JIM JAMES, IDEAL INDUSTRIES CEO: I think it`s really hard to think you can force people back here and still be able to get somebody to buy your product at a higher cost. It comes down to, can your customers afford the price of your product? That`s really what it comes down to.

LEBEAU: Ideal Industries like other companies here in the U.S., said it`s able to keep some manufacturing here in the state by focusing on more advanced products if they able to sell at a higher price. It says that is the key to making a profit when it`s made in the USA.



MATHISEN: Coming up, water, we all need it, but the way we get it is in dire need of major and expensive overhaul.


HERERA: Here`s a look at what the look for tomorrow. Dow component Nike (NYSE:NKE) reports earnings after the bell and investors will be watching to see what the company says about future orders.

The Justice Department and Apple (NASDAQ:AAPL) head to court over the encrypted iPhone used by one of the San Bernardino Shooters. President Obama speaks to the Cuban people in Havana, and that`s what to watch for on Tuesday.

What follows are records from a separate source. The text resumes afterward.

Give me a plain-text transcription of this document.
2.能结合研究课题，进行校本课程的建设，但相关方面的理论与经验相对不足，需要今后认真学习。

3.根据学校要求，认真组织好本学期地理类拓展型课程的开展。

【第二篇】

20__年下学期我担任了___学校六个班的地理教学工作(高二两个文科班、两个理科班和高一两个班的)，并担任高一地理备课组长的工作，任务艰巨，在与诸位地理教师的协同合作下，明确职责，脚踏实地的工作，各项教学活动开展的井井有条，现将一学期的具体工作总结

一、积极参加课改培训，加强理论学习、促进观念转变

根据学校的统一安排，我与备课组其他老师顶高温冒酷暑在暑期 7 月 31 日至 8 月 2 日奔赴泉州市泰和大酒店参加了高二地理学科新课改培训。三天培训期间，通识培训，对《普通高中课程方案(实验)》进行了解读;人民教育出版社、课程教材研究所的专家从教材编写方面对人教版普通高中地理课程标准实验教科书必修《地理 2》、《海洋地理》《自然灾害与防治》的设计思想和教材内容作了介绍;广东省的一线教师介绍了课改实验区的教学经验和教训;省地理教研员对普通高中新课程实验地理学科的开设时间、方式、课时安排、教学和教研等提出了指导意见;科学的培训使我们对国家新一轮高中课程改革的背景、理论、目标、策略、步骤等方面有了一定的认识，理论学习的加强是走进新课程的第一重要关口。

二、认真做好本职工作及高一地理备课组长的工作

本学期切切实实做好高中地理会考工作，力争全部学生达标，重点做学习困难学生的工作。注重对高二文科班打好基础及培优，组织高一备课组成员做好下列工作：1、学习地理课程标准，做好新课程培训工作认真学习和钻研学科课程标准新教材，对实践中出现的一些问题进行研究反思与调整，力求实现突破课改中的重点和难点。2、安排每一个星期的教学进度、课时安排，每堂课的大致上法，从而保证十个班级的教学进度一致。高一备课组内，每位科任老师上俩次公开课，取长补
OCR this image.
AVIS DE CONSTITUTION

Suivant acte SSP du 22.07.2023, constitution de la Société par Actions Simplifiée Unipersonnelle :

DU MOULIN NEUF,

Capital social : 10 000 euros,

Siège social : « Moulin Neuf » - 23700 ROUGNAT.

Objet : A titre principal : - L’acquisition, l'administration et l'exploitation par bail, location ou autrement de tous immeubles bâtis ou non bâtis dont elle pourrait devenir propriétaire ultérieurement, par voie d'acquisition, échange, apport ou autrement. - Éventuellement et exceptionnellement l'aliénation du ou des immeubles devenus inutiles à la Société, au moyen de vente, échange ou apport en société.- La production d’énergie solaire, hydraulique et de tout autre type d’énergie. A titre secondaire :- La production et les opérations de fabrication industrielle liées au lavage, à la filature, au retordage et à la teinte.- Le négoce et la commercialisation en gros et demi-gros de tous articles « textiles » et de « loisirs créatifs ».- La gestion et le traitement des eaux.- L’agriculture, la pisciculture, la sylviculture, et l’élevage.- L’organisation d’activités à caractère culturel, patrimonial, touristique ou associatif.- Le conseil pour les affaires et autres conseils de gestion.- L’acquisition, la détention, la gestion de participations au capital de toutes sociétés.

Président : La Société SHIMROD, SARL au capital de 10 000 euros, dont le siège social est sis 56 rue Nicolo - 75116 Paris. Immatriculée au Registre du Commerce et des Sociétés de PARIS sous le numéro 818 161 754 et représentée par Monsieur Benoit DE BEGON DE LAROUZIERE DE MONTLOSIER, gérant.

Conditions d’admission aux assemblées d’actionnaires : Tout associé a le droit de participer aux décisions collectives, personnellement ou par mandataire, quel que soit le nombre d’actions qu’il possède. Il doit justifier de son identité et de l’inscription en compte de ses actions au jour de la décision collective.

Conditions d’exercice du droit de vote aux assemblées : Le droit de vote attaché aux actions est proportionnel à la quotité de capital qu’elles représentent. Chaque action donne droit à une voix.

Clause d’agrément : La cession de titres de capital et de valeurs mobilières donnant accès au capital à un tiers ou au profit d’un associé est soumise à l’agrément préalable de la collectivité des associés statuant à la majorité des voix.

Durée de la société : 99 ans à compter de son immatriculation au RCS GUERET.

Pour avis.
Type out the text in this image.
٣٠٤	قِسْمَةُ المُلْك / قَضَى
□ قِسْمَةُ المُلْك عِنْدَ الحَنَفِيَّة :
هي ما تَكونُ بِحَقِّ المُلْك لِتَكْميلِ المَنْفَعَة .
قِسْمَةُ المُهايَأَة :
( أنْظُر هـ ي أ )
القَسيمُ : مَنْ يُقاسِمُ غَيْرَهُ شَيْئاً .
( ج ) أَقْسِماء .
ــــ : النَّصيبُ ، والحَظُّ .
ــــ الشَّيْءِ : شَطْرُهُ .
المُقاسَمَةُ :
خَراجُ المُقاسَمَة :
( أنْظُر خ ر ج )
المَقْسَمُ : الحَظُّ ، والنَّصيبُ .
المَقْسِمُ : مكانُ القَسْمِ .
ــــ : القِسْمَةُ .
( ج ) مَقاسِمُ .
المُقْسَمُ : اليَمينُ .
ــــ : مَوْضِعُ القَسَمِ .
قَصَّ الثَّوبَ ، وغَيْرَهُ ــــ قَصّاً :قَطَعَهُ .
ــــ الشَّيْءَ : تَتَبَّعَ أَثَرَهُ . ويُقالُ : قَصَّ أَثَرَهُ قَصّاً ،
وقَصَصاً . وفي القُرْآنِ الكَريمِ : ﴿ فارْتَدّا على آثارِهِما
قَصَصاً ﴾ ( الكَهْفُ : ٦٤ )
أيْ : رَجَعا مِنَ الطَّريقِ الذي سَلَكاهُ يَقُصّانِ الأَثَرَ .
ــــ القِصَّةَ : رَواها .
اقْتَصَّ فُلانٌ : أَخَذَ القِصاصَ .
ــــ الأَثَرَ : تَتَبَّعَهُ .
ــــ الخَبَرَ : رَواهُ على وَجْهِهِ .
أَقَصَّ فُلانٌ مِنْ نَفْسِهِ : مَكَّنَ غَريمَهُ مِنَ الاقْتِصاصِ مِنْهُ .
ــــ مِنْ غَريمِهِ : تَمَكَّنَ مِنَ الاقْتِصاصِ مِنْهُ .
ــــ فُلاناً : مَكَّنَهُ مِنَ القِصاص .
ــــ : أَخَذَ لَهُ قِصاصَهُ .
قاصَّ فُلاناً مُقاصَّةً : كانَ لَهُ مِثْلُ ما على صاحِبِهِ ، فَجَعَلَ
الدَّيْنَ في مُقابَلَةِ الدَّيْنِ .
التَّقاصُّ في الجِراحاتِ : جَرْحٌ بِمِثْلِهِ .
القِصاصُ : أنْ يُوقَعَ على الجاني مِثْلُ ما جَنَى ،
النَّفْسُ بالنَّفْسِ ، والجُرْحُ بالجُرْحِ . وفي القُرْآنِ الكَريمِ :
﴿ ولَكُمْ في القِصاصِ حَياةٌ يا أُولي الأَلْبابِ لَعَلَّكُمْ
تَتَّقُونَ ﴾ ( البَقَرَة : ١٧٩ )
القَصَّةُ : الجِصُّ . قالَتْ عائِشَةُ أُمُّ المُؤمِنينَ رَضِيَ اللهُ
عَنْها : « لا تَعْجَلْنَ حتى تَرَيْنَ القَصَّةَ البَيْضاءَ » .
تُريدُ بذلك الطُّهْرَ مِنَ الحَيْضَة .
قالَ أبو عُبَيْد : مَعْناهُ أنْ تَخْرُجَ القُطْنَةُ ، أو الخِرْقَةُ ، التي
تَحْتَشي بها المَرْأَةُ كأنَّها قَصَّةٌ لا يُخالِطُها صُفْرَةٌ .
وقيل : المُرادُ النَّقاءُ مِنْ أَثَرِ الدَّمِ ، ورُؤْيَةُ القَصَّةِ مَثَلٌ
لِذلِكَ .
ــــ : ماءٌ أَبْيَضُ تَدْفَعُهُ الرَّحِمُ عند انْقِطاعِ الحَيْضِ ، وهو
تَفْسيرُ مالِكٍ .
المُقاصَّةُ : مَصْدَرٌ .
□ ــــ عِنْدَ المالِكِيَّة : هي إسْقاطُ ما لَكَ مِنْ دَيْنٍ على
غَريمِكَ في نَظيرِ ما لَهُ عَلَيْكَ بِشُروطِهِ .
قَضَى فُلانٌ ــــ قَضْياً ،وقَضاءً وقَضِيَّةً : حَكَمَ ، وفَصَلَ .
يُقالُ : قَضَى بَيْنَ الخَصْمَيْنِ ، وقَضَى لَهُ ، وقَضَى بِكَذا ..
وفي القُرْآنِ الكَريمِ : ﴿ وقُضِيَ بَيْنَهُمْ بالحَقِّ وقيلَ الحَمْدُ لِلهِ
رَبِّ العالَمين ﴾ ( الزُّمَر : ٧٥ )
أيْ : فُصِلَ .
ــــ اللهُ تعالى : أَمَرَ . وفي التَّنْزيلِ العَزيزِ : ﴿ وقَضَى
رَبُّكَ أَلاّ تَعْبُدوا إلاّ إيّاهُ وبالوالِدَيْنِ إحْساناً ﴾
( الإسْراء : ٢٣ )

MATHISEN: The nation`s two largest daily fantasy sports sites have agreed to stop taking bets in New York through the end of baseball season, which of course overlaps with the beginning of football season. The deal was announced by that state`s attorney general with both Draft Kings and Fan Duel.

New York Attorney General Eric Schneiderman sued the companies last year. He alleges the sites operate games of chance, betting. The companies say they host contests based on skill.

HERERA: You might not have noticed it but you`re paying more for gas. According to the Lundberg Survey, the average price of a gasoline rose nearly 25 cents in the past four weeks. You`ll now pay on average $2.02 per a gallon. In Newark, New Jersey, they had low price at $1.66. The highest was in Los Angeles at $2.72.

The writer of the survey says prices may increase further because U.S. refiners have to prepare summer gray gasoline and that costs more to make.

MATHISEN: From water main breaks to lead contamination, America`s pipes are in bad shape, but fixing them will cost tens of billions of dollars.

Nina Gusovsky reports.


DINA GUSOVSKY, NIGHTLY BUSINESS REPORT CORRESPONDENT: The critical water situation in Flint, Michigan, continues to make headlines. But according to the data we obtained from the Environmental Protection Agency, water issues in the U.S. go well beyond just Flint. Out of more than 7,000 schools subject to testing of acceptable EPA lead levels, 431 reported heightened levels of lead between 2012 to 2015.

But experts say more focus should be placed on how the water is delivered.

CASEY DINGES, AMERICAN SOCIETY OF CIVIL ENGINEERS: In general, the water quality in the United States is very high. The infrastructure that is conveying that water is in need, serious need of investment right now. If we continue on the path that we`re on now and if we do not increase investment in these areas, we`re putting at risk by 2020, over $400 billion in U.S. GDP, 700,000 jobs would be in danger and over half a trillion dollars in personal income would be a risk.

GUSOVSKY: Here`s what the American Society of Civil Engineers says it will take to mitigate the issue, as long as utilities, local, state, and federal governments work together to increase investment in pipes, water treatment plants and other water infrastructure, they say allocate about $9 billion per year nationwide over nine years.

So, it would cost about $80 billion in all protecting businesses from potential losses due to water issues upwards of $150 billion.

Newark, New Jersey is now in the spotlight as well.

JOHN ABEIGON, NEWARK TEACHERS UNION PRESIDENT: Does it need help? Yes. Are we Flint, Michigan? No, we`re not. But the Newark public schools are almost a mini-Flint. It could be in upwards of $10 million, $20 million if they`re going to retrofit the plumbing at some of these buildings. Some of these buildings are over a century half old. To maintain all the water filters in the schools, we estimated it would be approximately a little over $100,000 a year.

DINGES: This problem can and should be addressed. The technologies there, that`s a good investment for us tonight.



HERERA: And that is NIGHTLY BUSINESS REPORT for tonight. I`m Sue Herera. Thanks for watching.

MATHISEN: And I`m Tyler Mathisen. Thanks from me as well. Have a great evening, everybody. We`ll see you back here tomorrow.